Configuration is propagated when an application "goes live" (i.e. its deploy() or start() method is invoked), so config values must be set before this occurs.

Configuration values can be specified in a configuration file (~/.brooklyn/brooklyn.properties) to apply universally, and/or programmatically to a specific entity and its descendants using the entity.setConfig(KEY, VALUE) method. Additionally, many common configuration parameters are available as "flags" which can be supplied in the entity's constructor of the form new MyEntity(owner, config1: "value1", config2: "value2").

Documentation of the flags available for individual constructors can normally be found in the javadocs, or by inspecting @SetFromFlag annotations on the ConfigKey static field definitions in the class or its ancestors (often in interfaces).

Sensors and Effectors

Sensors (activity information and notifications) and effectors (operations that can be invoked on the entity) are defined by entities as static fields on the Entity subclass.

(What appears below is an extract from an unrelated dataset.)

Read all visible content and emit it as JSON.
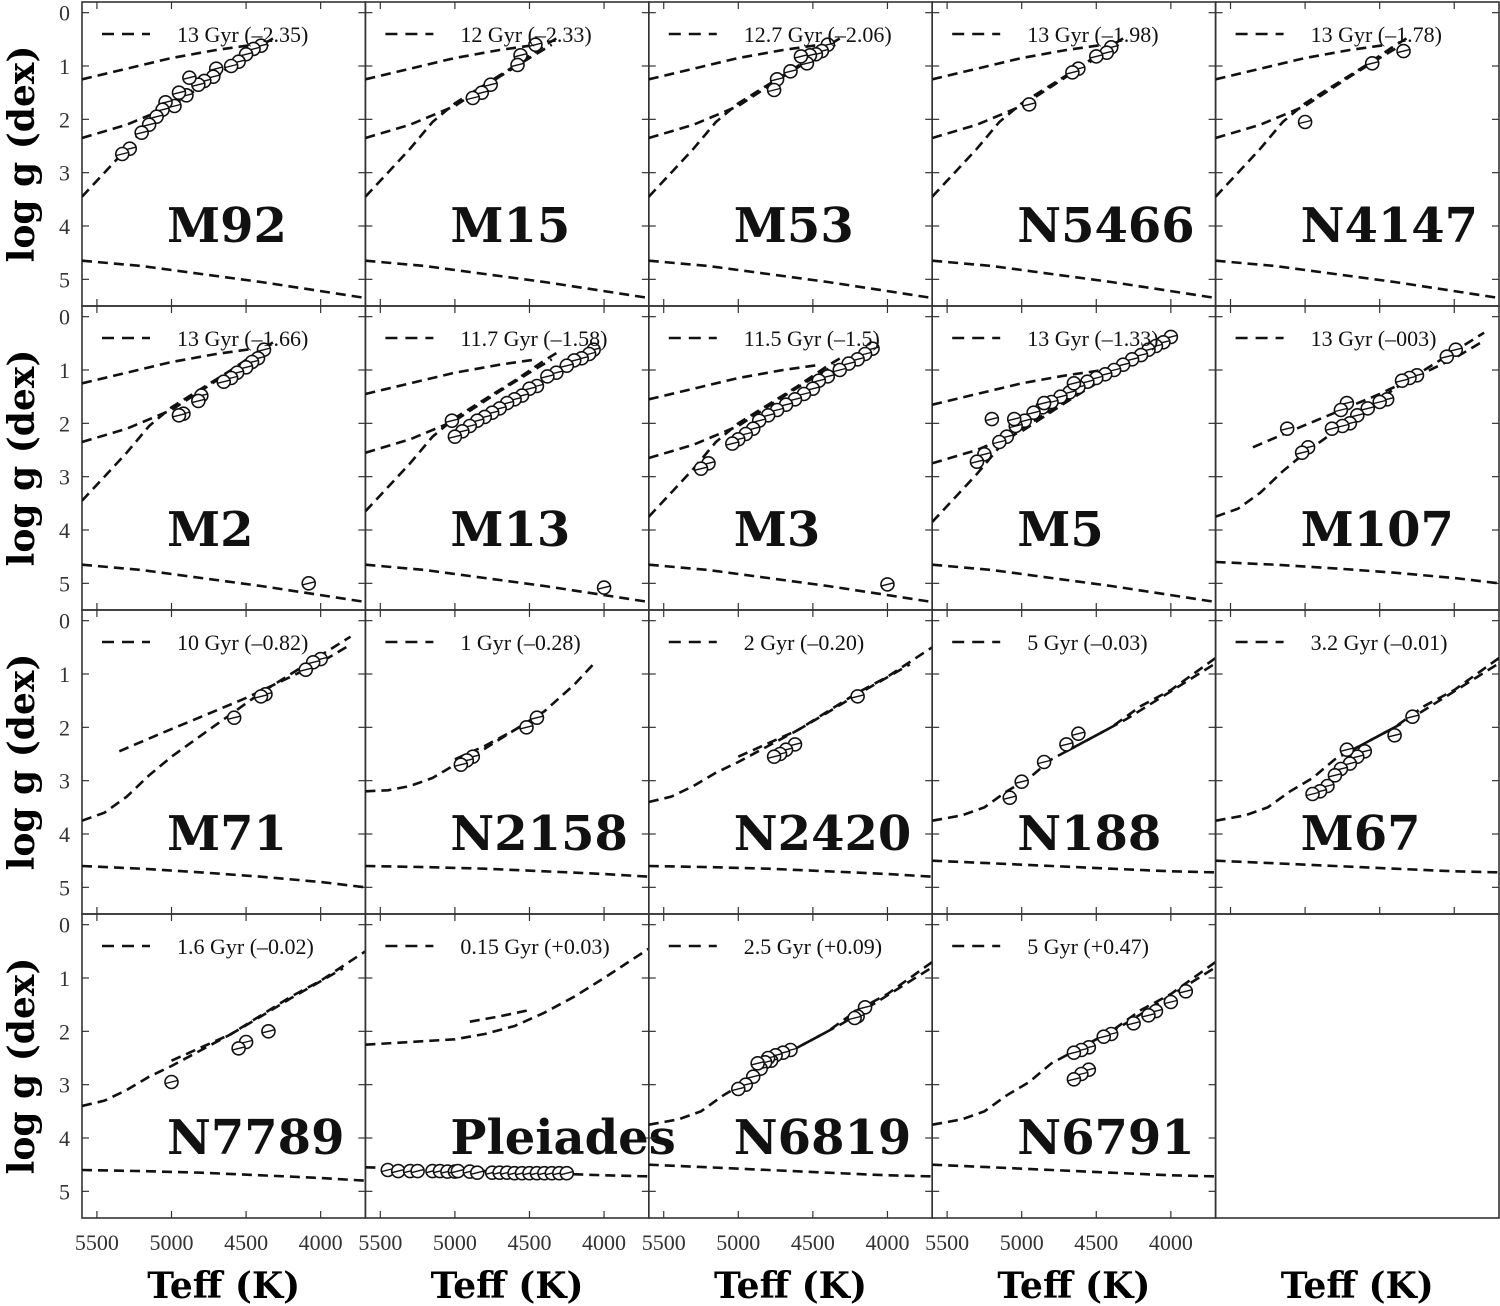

Sensors can be updated by the entity or associated tasks, and sensors from an entity can be subscribed to by its owner or other entities to track changes in an entity's activity.

Effectors can be invoked by an entity's owner remotely, and the invoker is able to track the execution of that effector. Effectors can be invoked by other entities, but use this functionality with care to prevent too many managers!

Entities are Java classes and data can also be stored in internal fields. This data will not be inherited and will not be externally visible (and resilience is more limited), but the data will be moved when an entity's master location is changed.